- PAL box art
- Developer: Cyanide
- Publishers: FRA: Focus Home Interactive; UK: Digital Jesters; WW: Cyanide (digital);
- Platform: Windows
- Release: FRA: 25 June 2004; UK: 6 August 2004; WW: 12 November 2004;
- Genres: Sports, management, real-time strategy
- Modes: Single-player, multiplayer

= Chaos League =

2004 video game

Chaos League is a 2004 fantasy-based sports management game developed by Cyanide Studios and published by Digital Jesters. The game is a spin on American football, the violence of the Medieval football with no rules and rugby-style of sports yet set in a fantasy world with teams being made up of fantasy races such as dwarves, elves, orcs and undead, along with the use of magic and other fictional elements during a "match". The tone of the game is satirical with comedic color commentary and adverts for fictional in-game universe products.
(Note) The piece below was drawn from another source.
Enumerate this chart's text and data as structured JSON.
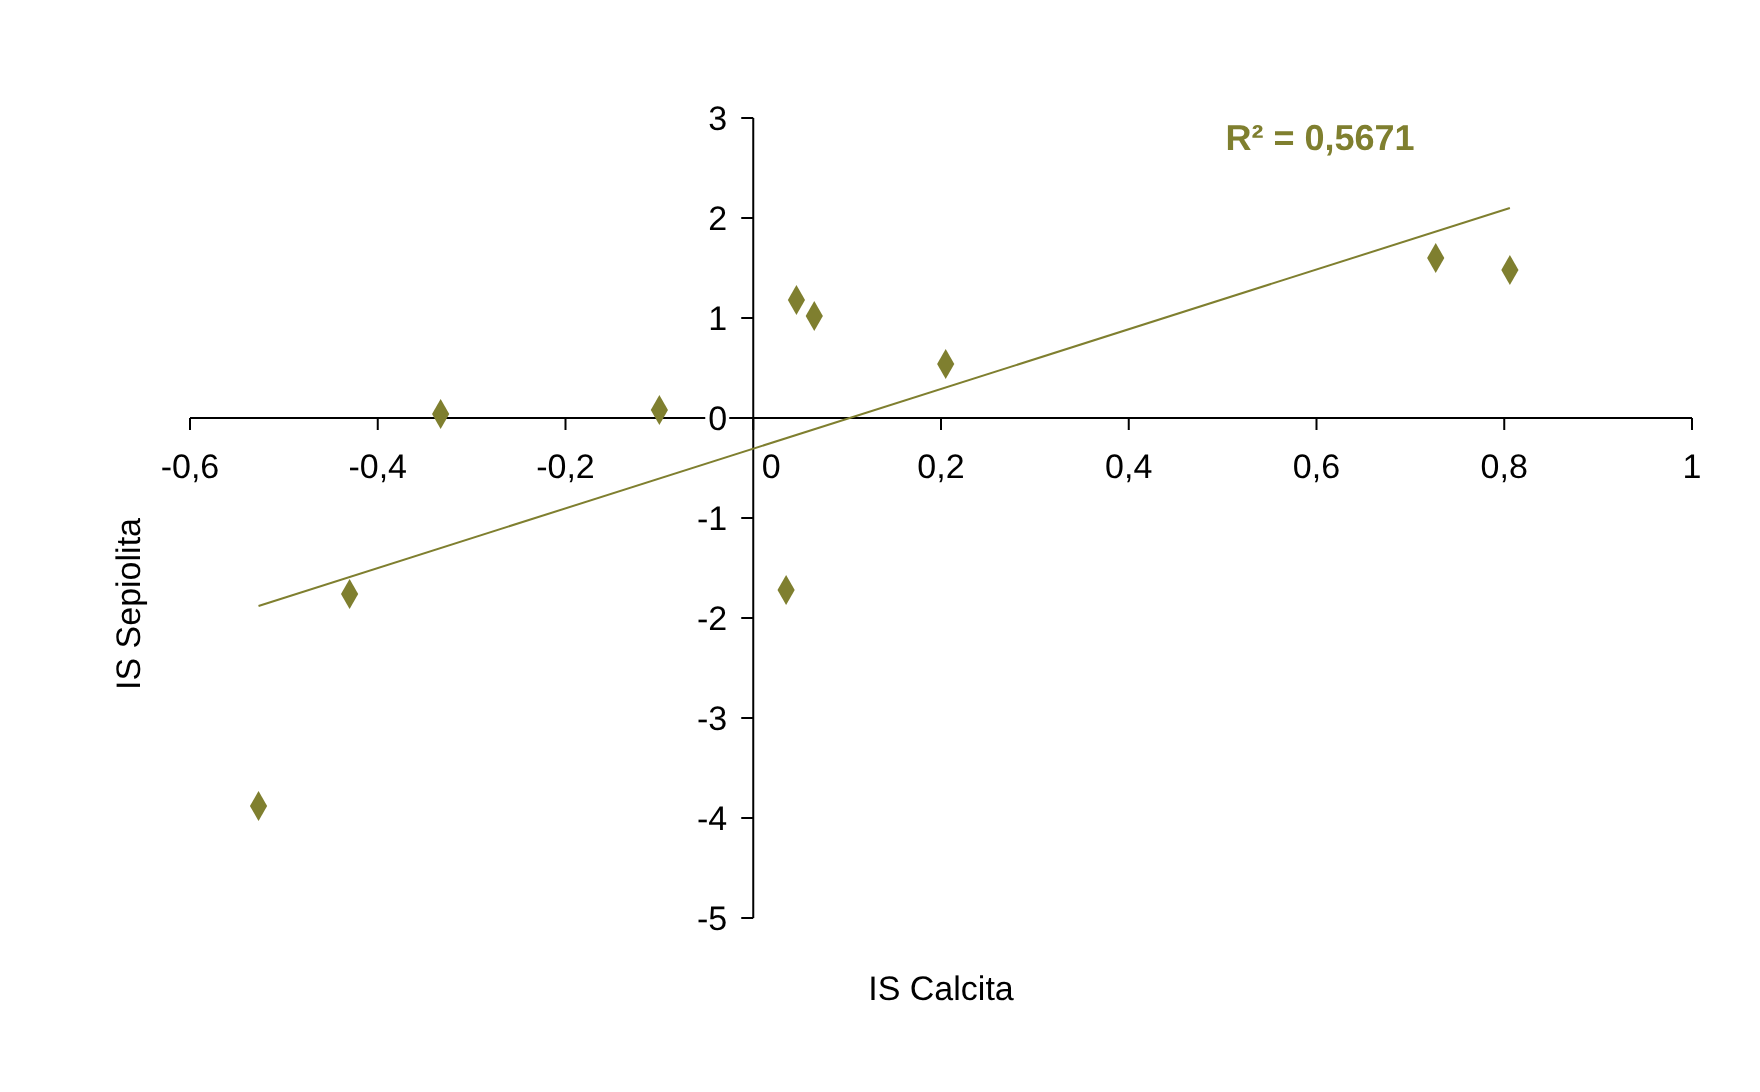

An official expansion was later released in 2005 bundled with the original, titled Chaos League: Sudden Death that added new features and gameplay tweaks.

While not a direct video game adaption, Chaos League bears resemblance to Games Workshop's Blood Bowl tabletop board game, which is also about fantasy sports. Cyanide Studios would later develop the video game version of Blood Bowl in 2009, which itself utilizes certain features from Chaos League.

==Gameplay==
Chaos League falls into a multiple genre category, both real time strategy and sports games as the game involves war based tactics like unit positions and fighting strategies however the main goal of the game to score points by getting a pig skin ball to the opposite end zone, very much like the same rules found in American football and Medieval football. Players are given a choice of 10 different fantasy based races (13 in Sudden Death) to play as their team, each with their own style of play, skill and tactics. The player then has to handle the team's finances in order to hire different players like Linemen, Quarterbacks etc. after of which can name them individually to their liking. When gameplay starts, players are given 1 minute to set up their formation, after game starts in real time. The player can click on individual teammates and give them an order like attack opponent and pick up and/or throw. Each game lasts 10 minutes, after players can be upgraded to gain extra speed or strength or to add new skills or magic abilities, all from gaining experience during the last game they played like scoring or crippling an opposing teammate.

Other aspects that differ from normal sports games include causing player knock outs, injuries or even deaths. Chaos League also includes rather crude options like stamping on downed players, intervening hooligans, drugging players before games and bribing or assaulting the referee when the rules are broken. The main basis of the game's comical style is from the commentary, done by a pair of dysfunctional Chaos League enthusiasts that would insult both each other, the fans and the players in the current game. The Sudden Death add on expanded the features to include team clans to help during gameplay, fighting the ref, and aging players over time, requiring new players every few seasons.

==Blood Bowl==
According to Eurogamer, Cyanide originally pitched the game idea to Games Workshop in hopes of developing a licensed Blood Bowl video game. When they were rejected, they developed Chaos League independently. Besides the obvious connections to the style of the game itself, both being violent fantasy sports, minor similarities were also noticeable to Blood Bowl fans. Most notable were the recurring skills in both like "Mighty Blow", "Bulldoze" and "Projectile". Even during a loading menu in after games, a well known red sun with an Orc face, usually found on Games Workshop inks can be seen in the background.

Games Workshop has announced that Cyanide Studios now have a license to create computer games based on Blood Bowl and that "Any differences between Games Workshop and Cyanide have been amicably settled for an undisclosed sum, and as part of the settlement the Chaos League title has been assigned to Games Workshop". The game Blood Bowl was released in Q3 2009 for the PC, PlayStation Portable, Nintendo DS and Xbox 360.